The Devil You Know: Stories of Human Cruelty and Compassion Dr Gwen Adshead, Forensic psychiatrist
Event details
York Ideas Lecture
Chaired by: Dr Mark Freestone
Dr Gwen Adshead is one of Britain’s leading forensic psychiatrists, and she has spent thirty years providing therapy inside secure hospitals and prisons. Whatever her patient’s crime she aims to help them to better know their minds by helping them to articulate their life experience. Through a collaboration with co-author Eileen Horne, The Devil You Know brings her work to life and sheds new light on the unpredictable nature of the therapeutic process as doctor and patient try to find words for the unspeakable. These are stories of cruelty and despair but also of change and recovery.

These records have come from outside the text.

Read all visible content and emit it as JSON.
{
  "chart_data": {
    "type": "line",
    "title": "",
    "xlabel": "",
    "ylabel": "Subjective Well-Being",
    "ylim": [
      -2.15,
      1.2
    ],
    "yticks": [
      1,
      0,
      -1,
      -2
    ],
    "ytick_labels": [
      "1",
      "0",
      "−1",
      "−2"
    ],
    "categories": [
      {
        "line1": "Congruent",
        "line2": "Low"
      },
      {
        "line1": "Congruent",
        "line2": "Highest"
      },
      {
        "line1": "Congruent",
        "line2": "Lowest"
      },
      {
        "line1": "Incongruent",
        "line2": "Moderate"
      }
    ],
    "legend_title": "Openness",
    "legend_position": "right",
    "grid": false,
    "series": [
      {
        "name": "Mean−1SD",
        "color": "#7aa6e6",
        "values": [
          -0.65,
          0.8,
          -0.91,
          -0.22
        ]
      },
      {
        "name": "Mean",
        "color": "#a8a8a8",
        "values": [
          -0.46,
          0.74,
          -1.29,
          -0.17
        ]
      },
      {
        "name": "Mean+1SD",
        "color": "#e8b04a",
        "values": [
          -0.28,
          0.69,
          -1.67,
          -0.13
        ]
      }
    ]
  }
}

Image credit: Philip Vanoutrive.
Gwen's book, The Devil You Know: Stories of Human Cruelty and Compassion and Mark's book, Making a Psychopath: My Journey into 7 Dangerous Minds are available to buy from our partner, Fox Lane Books.
About the speakers
Dr Gwen Adshead trained at St George’s Hospital, the Institute of Psychiatry and the Institute of Group Analysis. She has published over one hundred academic works; she holds an MA in Medical Law and Ethics as well as an honorary doctorate from St George’s Hospital Medical School and has lectured widely, including as a visiting professor at Yale and as the Gresham College Professor of Psychiatry. In 2013, she was honoured with the Royal College of Psychiatry’s President’s Medal.
Dr Mark Freestone is Reader in Mental Health in the Centre for Psychiatry and Mental Health, Queen Mary University of London. He has worked in prisons and forensic mental health services for over 15 years as a researcher and clinician, including in the High Secure Category A prison estate, which houses some of the UK’s most notorious and high-risk criminals. He has also worked at Rampton and Broadmoor Special Hospitals as part of the Dangerous and Severe Personality Disorder (DSPD) Programme.
He is a consultant to BBC America’s Killing Eve, an editor of the Journal of Forensic Psychiatry and Psychology and currently an advisor to NHS England on services for men and women with a diagnosis of severe personality disorder as well as to the London Violence Reduction Unit on services for young adults at risk of violence and victimisation. He has published several academic articles on personality disorder, psychopathy and violence risk, and a book about his work, Making a Psychopath (Ebury/Penguin Random House).